|Large Reclining Nude by Henri Matisse|
The Cone sisters, Claribel and Etta were from a German-Jewish immigrant family. The patriarch Herman Kahn changed his name to Cone almost immediately upon arrival in the United States in 1845.
At first the father set up a wholesale grocery business that did modestly well, but it was their brothers Moses and Ceasar who got into the textile business, supplying cotton to Levis Strauss and the family prospered. Their fortunes continued to increase when the Cone Mills Corporation supplied the army with uniforms during World War II.
|From left: Claribel Cone, Gertrude Stein and Etta Cone|
But Etta surprised everyone when her brother gave her $300 to spend on furnishing her home and instead spent it on paintings by Theodore Robinson.
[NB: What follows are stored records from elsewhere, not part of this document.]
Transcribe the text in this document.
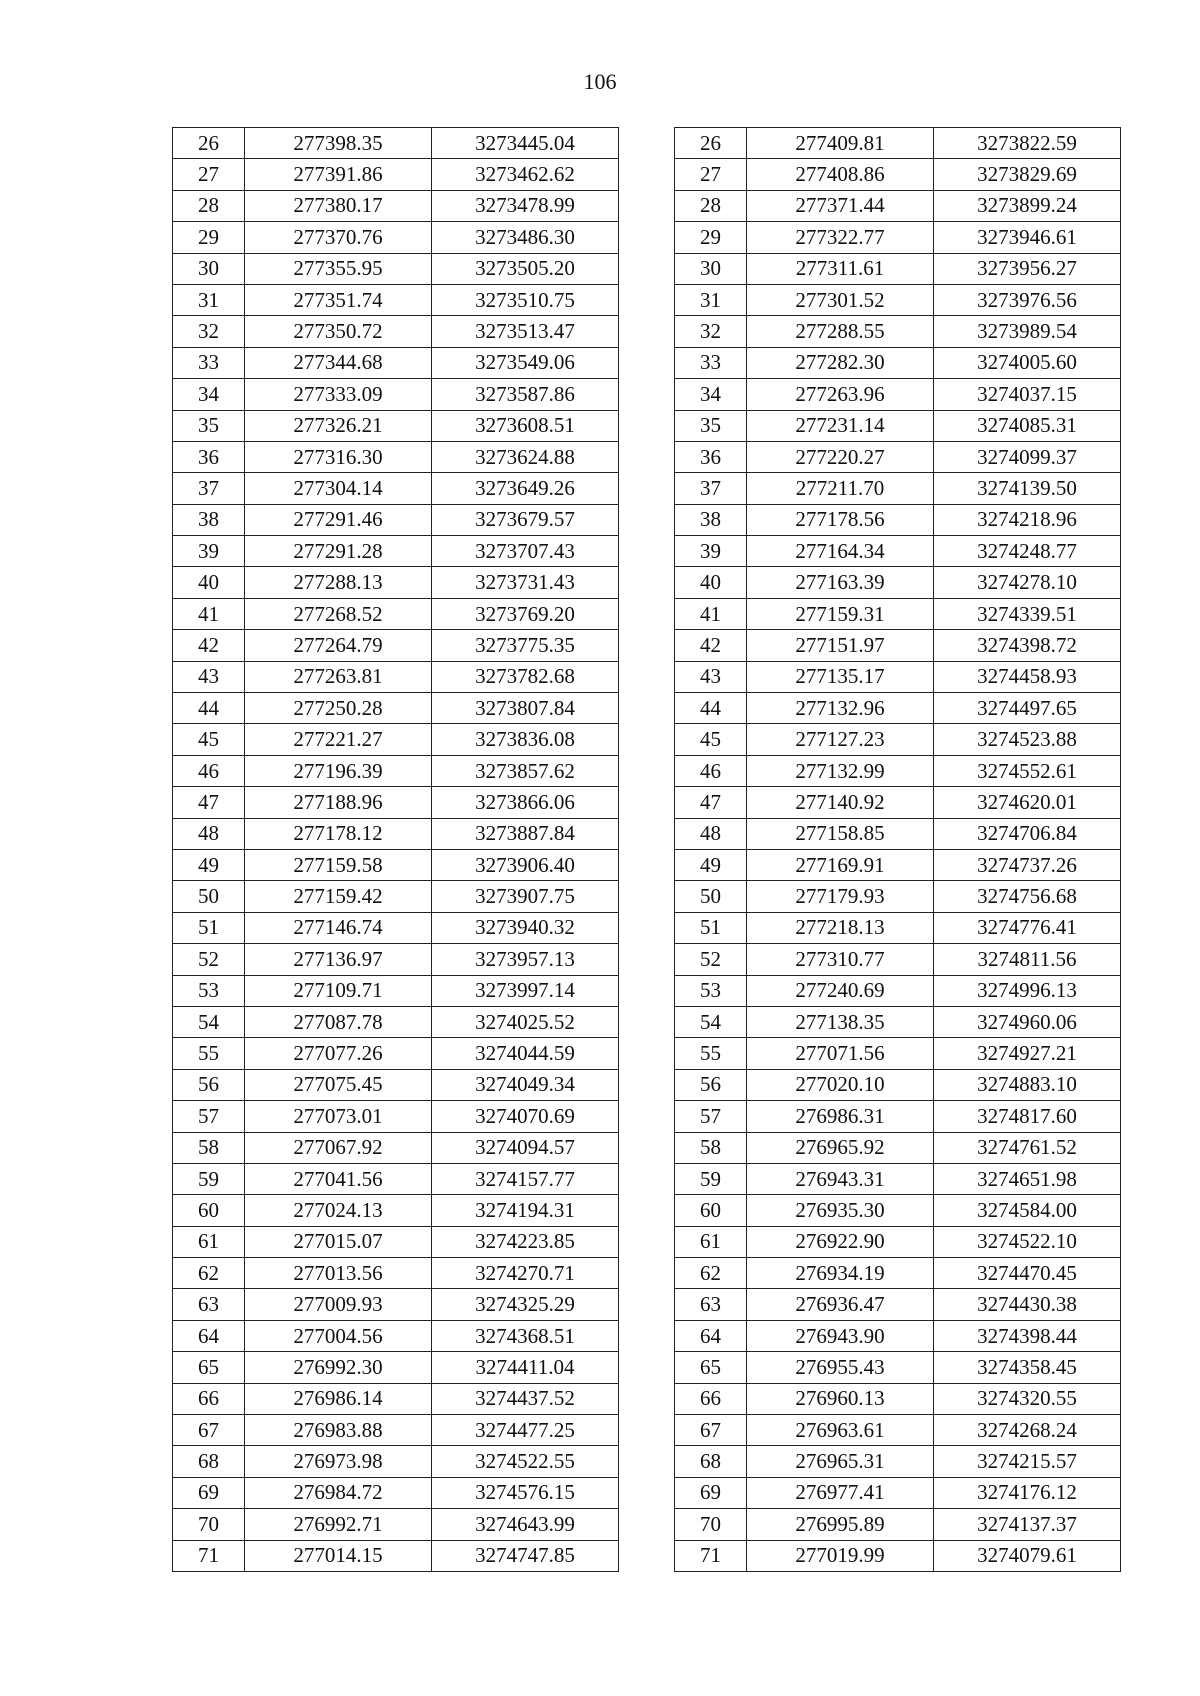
106
26	277398.35	3273445.04		26	277409.81	3273822.59
27	277391.86	3273462.62		27	277408.86	3273829.69
28	277380.17	3273478.99		28	277371.44	3273899.24
29	277370.76	3273486.30		29	277322.77	3273946.61
30	277355.95	3273505.20		30	277311.61	3273956.27
31	277351.74	3273510.75		31	277301.52	3273976.56
32	277350.72	3273513.47		32	277288.55	3273989.54
33	277344.68	3273549.06		33	277282.30	3274005.60
34	277333.09	3273587.86		34	277263.96	3274037.15
35	277326.21	3273608.51		35	277231.14	3274085.31
36	277316.30	3273624.88		36	277220.27	3274099.37
37	277304.14	3273649.26		37	277211.70	3274139.50
38	277291.46	3273679.57		38	277178.56	3274218.96
39	277291.28	3273707.43		39	277164.34	3274248.77
40	277288.13	3273731.43		40	277163.39	3274278.10
41	277268.52	3273769.20		41	277159.31	3274339.51
42	277264.79	3273775.35		42	277151.97	3274398.72
43	277263.81	3273782.68		43	277135.17	3274458.93
44	277250.28	3273807.84		44	277132.96	3274497.65
45	277221.27	3273836.08		45	277127.23	3274523.88
46	277196.39	3273857.62		46	277132.99	3274552.61
47	277188.96	3273866.06		47	277140.92	3274620.01
48	277178.12	3273887.84		48	277158.85	3274706.84
49	277159.58	3273906.40		49	277169.91	3274737.26
50	277159.42	3273907.75		50	277179.93	3274756.68
51	277146.74	3273940.32		51	277218.13	3274776.41
52	277136.97	3273957.13		52	277310.77	3274811.56
53	277109.71	3273997.14		53	277240.69	3274996.13
54	277087.78	3274025.52		54	277138.35	3274960.06
55	277077.26	3274044.59		55	277071.56	3274927.21
56	277075.45	3274049.34		56	277020.10	3274883.10
57	277073.01	3274070.69		57	276986.31	3274817.60
58	277067.92	3274094.57		58	276965.92	3274761.52
59	277041.56	3274157.77		59	276943.31	3274651.98
60	277024.13	3274194.31		60	276935.30	3274584.00
61	277015.07	3274223.85		61	276922.90	3274522.10
62	277013.56	3274270.71		62	276934.19	3274470.45
63	277009.93	3274325.29		63	276936.47	3274430.38
64	277004.56	3274368.51		64	276943.90	3274398.44
65	276992.30	3274411.04		65	276955.43	3274358.45
66	276986.14	3274437.52		66	276960.13	3274320.55
67	276983.88	3274477.25		67	276963.61	3274268.24
68	276973.98	3274522.55		68	276965.31	3274215.57
69	276984.72	3274576.15		69	276977.41	3274176.12
70	276992.71	3274643.99		70	276995.89	3274137.37
71	277014.15	3274747.85		71	277019.99	3274079.61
She and Claribel got to know Gertrude Stein and her brother Leo, and through them on a trip to Europe, the sisters met Pablo Picasso and Henri Matisse and bought some of their early pieces.
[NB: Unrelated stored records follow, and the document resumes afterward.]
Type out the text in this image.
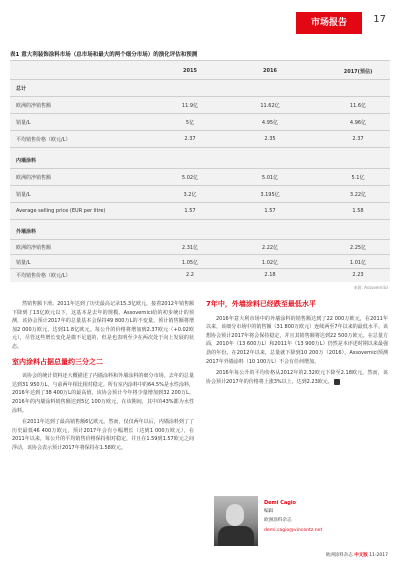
市场报告	17
表1 意大利装饰涂料市场（总市场和最大的两个细分市场）的演化评估和预测
2015	2016	2017(预估)
总计
欧洲的净销售额	11.9亿	11.62亿	11.6亿
销量/L	5亿	4.95亿	4.96亿
平均销售价格（欧元/L）	2.37	2.35	2.37
内墙涂料
欧洲的净销售额	5.02亿	5.01亿	5.1亿
销量/L	3.2亿	3.195亿	3.22亿
Average selling price (EUR per litre)	1.57	1.57	1.58
外墙涂料
欧洲的净销售额	2.31亿	2.22亿	2.25亿
销量/L	1.05亿	1.02亿	1.01亿
平均销售价格（欧元/L）	2.2	2.18	2.23
来源: Assoverniici

然销售额下滑。2011年达到了历史最高记录15.3亿欧元，接着2012年销售额下降到了13亿欧元以下，这基本是去年的规模。Assovernici给的初步统计的预测，该协会预计2017年的总量基本会保持49 800万L的不变量。预计销售额将增加2 000万欧元，达到11.8亿欧元。每公升的价格将增加到2.37欧元（+0.02欧元），尽管这些增长变化是微不足道的，但是也表明至少在两次处于向上发展的状态。

室内涂料占据总量约三分之二

该协会的统计资料还大概描述了内墙涂料和外墙涂料的细分市场。去年的总量达到31 950万L，与前两年相比相对稳定。所有室内涂料中的64.5%是水性涂料，2016年达到了38 400万L的最高值。该协会预计今年将少量增加到32 200万L。2016年的内墙涂料销售额达到5亿 100万欧元，在该期间，其中的43%都为水性涂料。

在2011年达到了最高销售额6亿欧元。然而，仅仅两年以后，内墙涂料到了了历史最低46 400万欧元，预计2017年会有小幅增长（达到1 000万欧元），在2011年以来，每公升的平均销售价格保持相对稳定，并且在1.59到1.57欧元之间浮动，该协会表示预计2017年将保持在1.58欧元。

7年中，外墙涂料已经跌至最低水平

2016年意大利市场中的外墙涂料的销售额达到了22 000万欧元，在2011年以来，该细分市场中的销售额（31 800万欧元）连续两至7年以来的最低水平。该想协会预计2017年将会保持稳定，并且其销售额将达到22 500万欧元。在总量方面，2010年（13 600万L）和2011年（13 900万L）仍然是本评述时期以来最强劲的年份。在2012年以来，总量就下降到10 200万（2016），Assovernici预测2017年外墙涂料（10 100万L）不会有任何增加。

2016年每公升的平均价格从2012年的2.32欧元下降至2.18欧元。然而，该协会预计2017年的价格将上涨3%以上，达到2.23欧元。	■

Demi Cagio
编辑
欧洲涂料杂志
demi.cagio@vincentz.net
欧洲涂料杂志 中文版 11-2017
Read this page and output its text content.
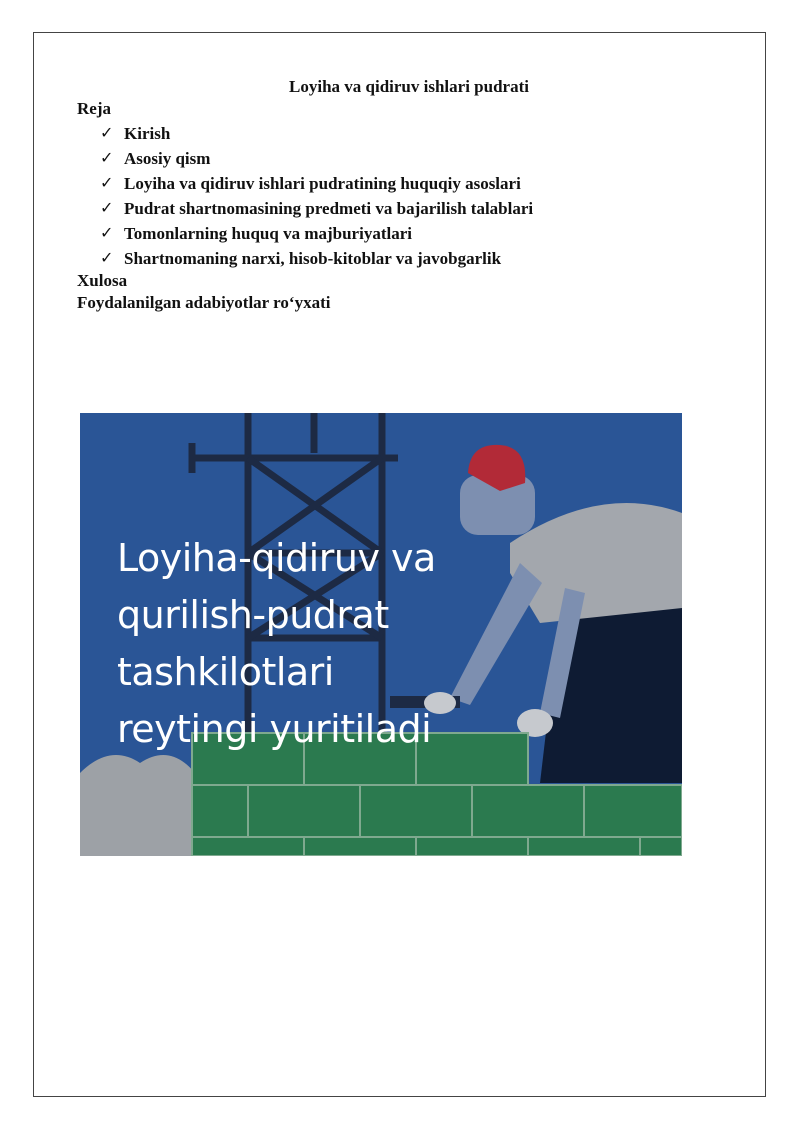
Loyiha va qidiruv ishlari pudrati
Reja
✓ Kirish
✓ Asosiy qism
✓ Loyiha va qidiruv ishlari pudratining huquqiy asoslari
✓ Pudrat shartnomasining predmeti va bajarilish talablari
✓ Tomonlarning huquq va majburiyatlari
✓ Shartnomaning narxi, hisob-kitoblar va javobgarlik
Xulosa
Foydalanilgan adabiyotlar ro‘yxati
Loyiha-qidiruv va
qurilish-pudrat
tashkilotlari
reytingi yuritiladi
Their relationship with Matisse flourished through correspondence that spanned over four decades. They bought pieces directly from the artist and their interest in collecting textiles influenced him to include colourful fabrics as backgrounds for his works. One famous work is Large Reclining Nude, where Matisse began experimenting with simplified forms and bold, flat planes of colour. He photographed the progression of the work for Etta, which compelled her to buy the painting in the end.
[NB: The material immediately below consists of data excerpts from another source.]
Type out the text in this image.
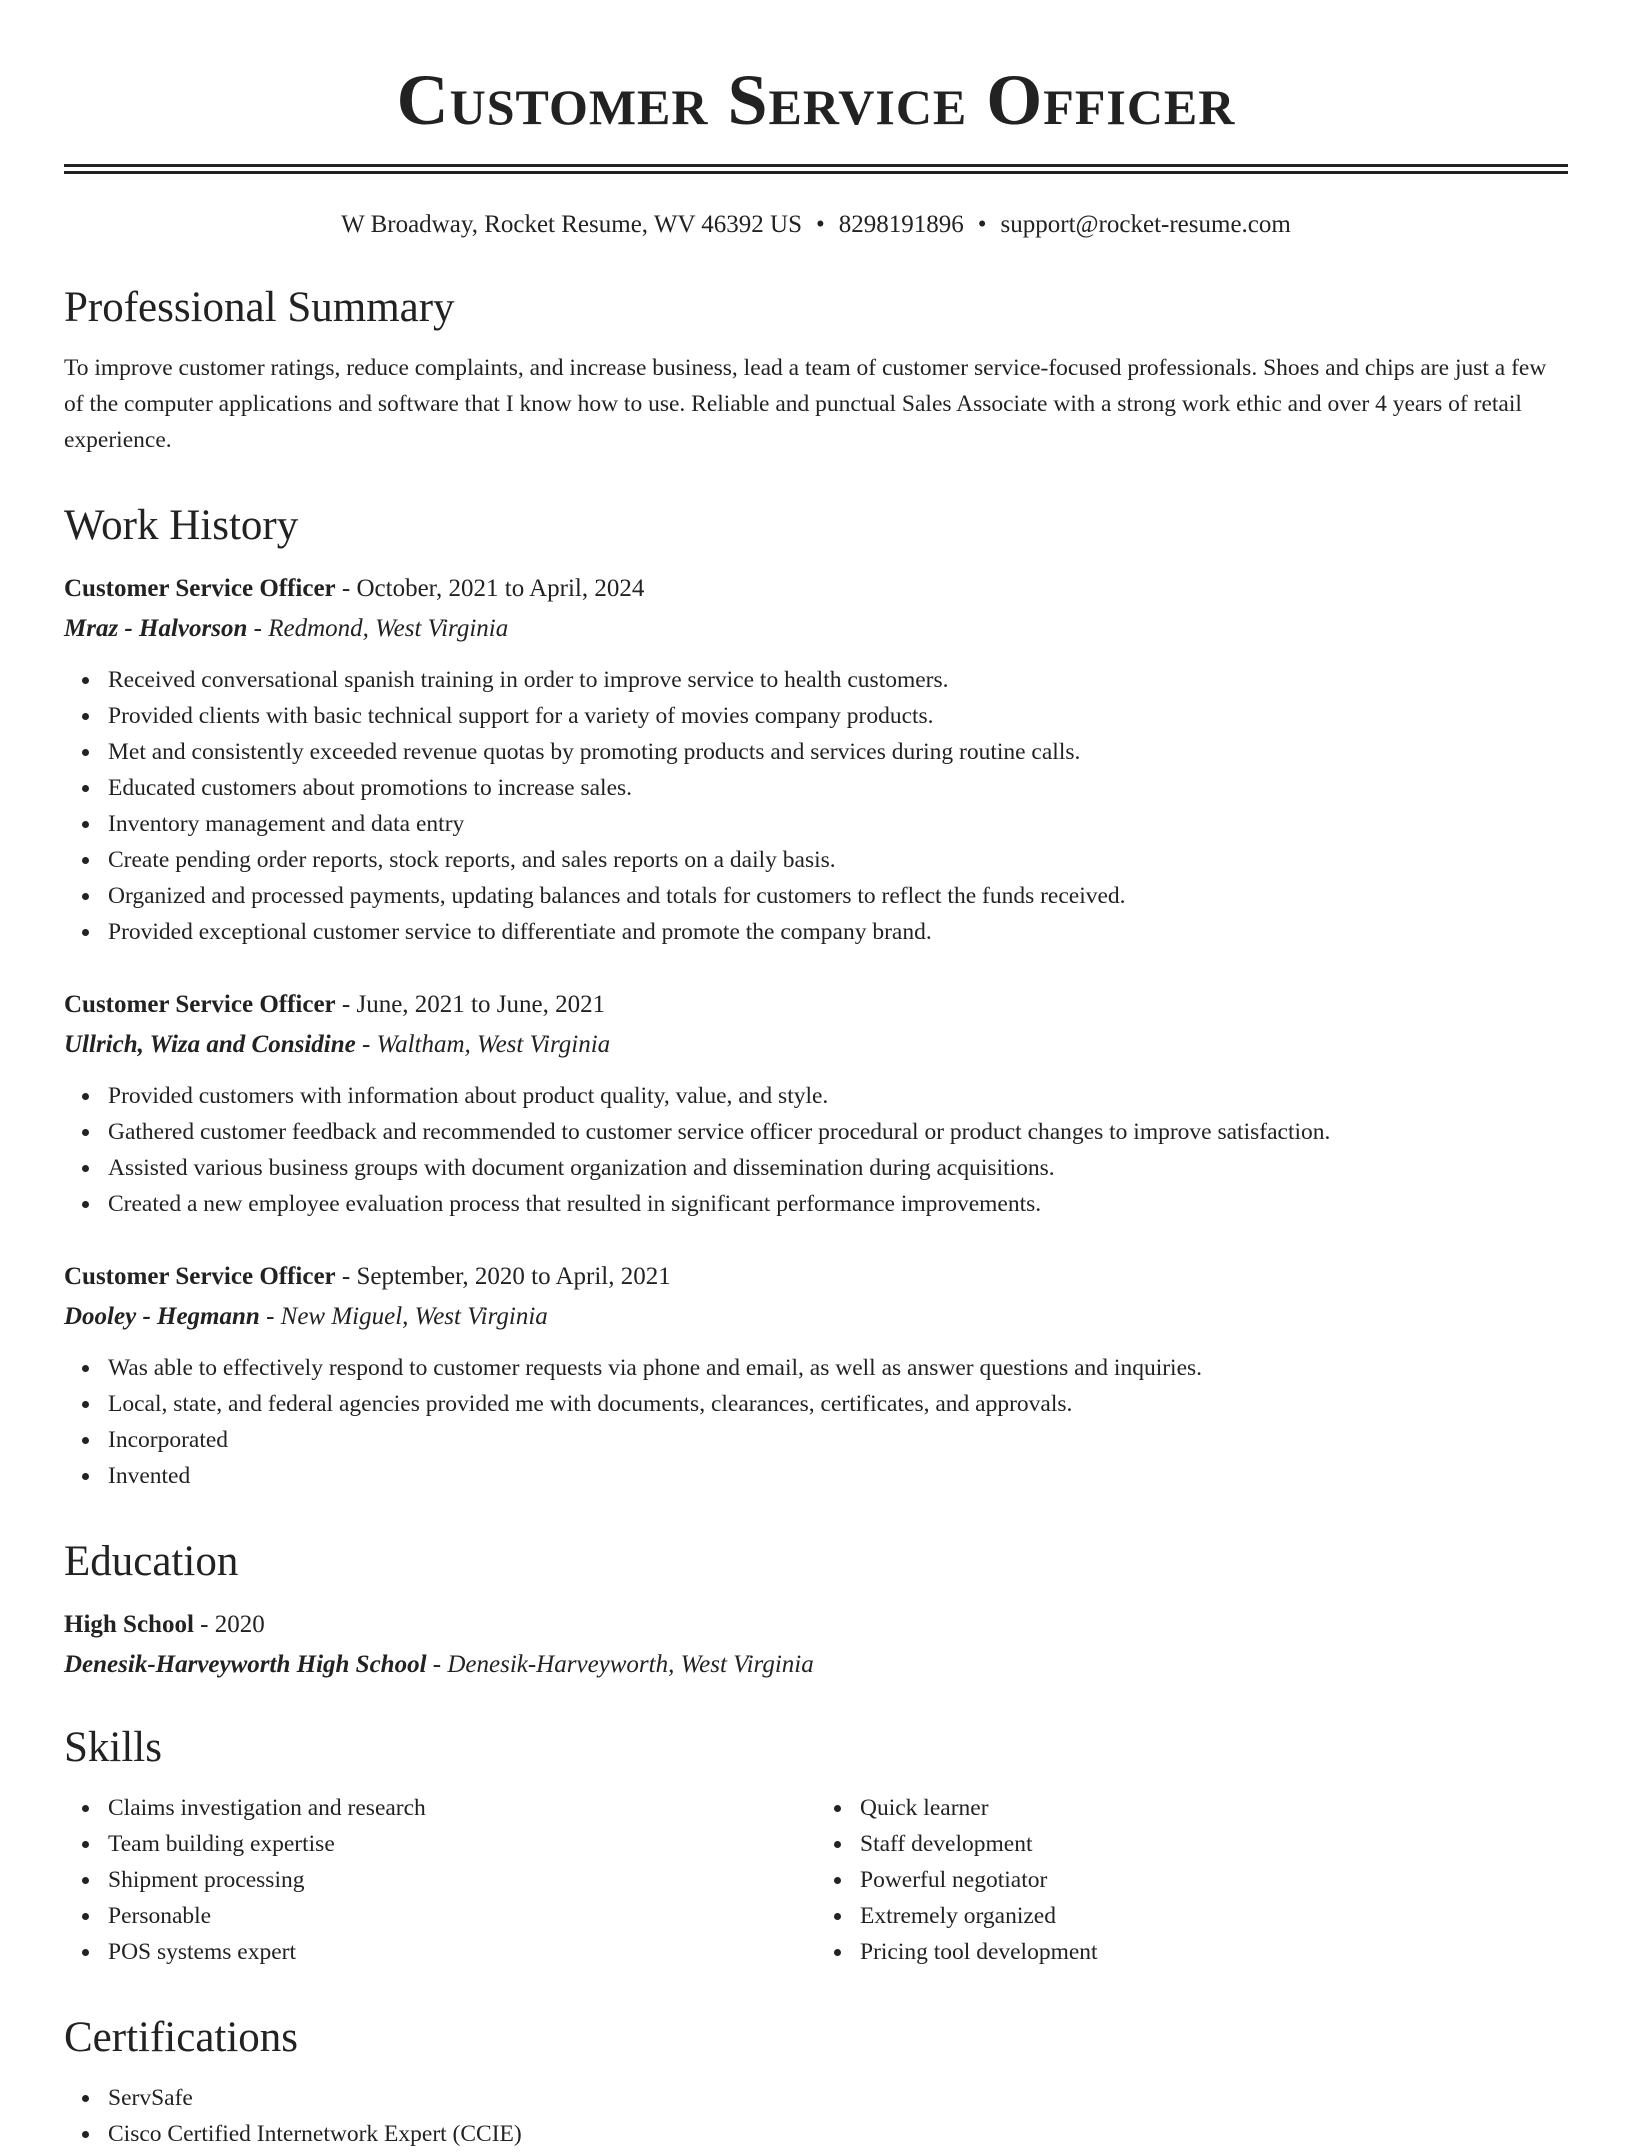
Customer Service Officer
W Broadway, Rocket Resume, WV 46392 US • 8298191896 • support@rocket-resume.com
Professional Summary

To improve customer ratings, reduce complaints, and increase business, lead a team of customer service-focused professionals. Shoes and chips are just a few of the computer applications and software that I know how to use. Reliable and punctual Sales Associate with a strong work ethic and over 4 years of retail experience.

Work History
Customer Service Officer - October, 2021 to April, 2024
Mraz - Halvorson - Redmond, West Virginia
Received conversational spanish training in order to improve service to health customers.
Provided clients with basic technical support for a variety of movies company products.
Met and consistently exceeded revenue quotas by promoting products and services during routine calls.
Educated customers about promotions to increase sales.
Inventory management and data entry
Create pending order reports, stock reports, and sales reports on a daily basis.
Organized and processed payments, updating balances and totals for customers to reflect the funds received.
Provided exceptional customer service to differentiate and promote the company brand.
Customer Service Officer - June, 2021 to June, 2021
Ullrich, Wiza and Considine - Waltham, West Virginia
Provided customers with information about product quality, value, and style.
Gathered customer feedback and recommended to customer service officer procedural or product changes to improve satisfaction.
Assisted various business groups with document organization and dissemination during acquisitions.
Created a new employee evaluation process that resulted in significant performance improvements.
Customer Service Officer - September, 2020 to April, 2021
Dooley - Hegmann - New Miguel, West Virginia
Was able to effectively respond to customer requests via phone and email, as well as answer questions and inquiries.
Local, state, and federal agencies provided me with documents, clearances, certificates, and approvals.
Incorporated
Invented
Education
High School - 2020
Denesik-Harveyworth High School - Denesik-Harveyworth, West Virginia
Skills
Claims investigation and research
Team building expertise
Shipment processing
Personable
POS systems expert
Quick learner
Staff development
Powerful negotiator
Extremely organized
Pricing tool development
Certifications
ServSafe
Cisco Certified Internetwork Expert (CCIE)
The sisters traveled often to Europe and would buy as much as they could carry back -- paintings, sculptures, textiles and books. They noted all their purchases down in ledgers which are useful for researchers today to learn more about their collection.
World War II prevented them from traveling and so they went on a shopping frenzy after the war was over. They went into a Parisian auction house and bought seven crates of paintings, including a vivid painting by Paul Gauguin called Woman of the Mango, featuring a Polynesian woman wearing a dress in a gorgeous deep purple holding a mango against a brilliant yellow background.
They also collected various textiles, mostly lace, but also embroidery and fabric from Japan and eastern Europe. The same goes for jewellery and other objets d'art.
|Woman of the Mango by Gauguin|
An interesting side story is the close relationship between Gertrude and Etta; while they may not have had a sexual relationship, it greatly affected Etta and this was evidenced by her jealously of Gertrude's later companion, Alice Toklas.
After Claribel died in 1929, Etta was in grief and was determined to put together a catalogue of their collection and privately publish it. The project took many years to complete, some 400 pages. Once word got around to museums about the sisters' collection, they came calling, hoping to acquire the works.
However, the sisters had already determined that the entire collection would go to The Baltimore Museum of Art, which it did upon Etta's death in 1949. The estimated value of the over 3,000 pieces in the Cone collection today is worth an estimated $1 billion.
They could have been like other society women, but the Cone sisters were avant garde -- seeing the future through art and at the same time encouraging artists to explore and create.
|Van Gogh's Landscape with Figures|
Collecting Matisse and Modern Masters: The Cone Sisters of Baltimore
Vancouver Art Gallery
May 26-September 30, 2012
VAG warning -- If you are compelled to take notes of any of the exhibitions at the VAG, do not bring a pen. I was unable to write down information about the show in my notebook because I was not allowed to use a pen, though pencil is fine and texting is better. This is such a bizarre rule as I have used a pen to take notes in the Metropolitan Museum of Art, MOMA, the Louvre and Musee d'Orsay and was never told I was not allowed to use this writing instrument.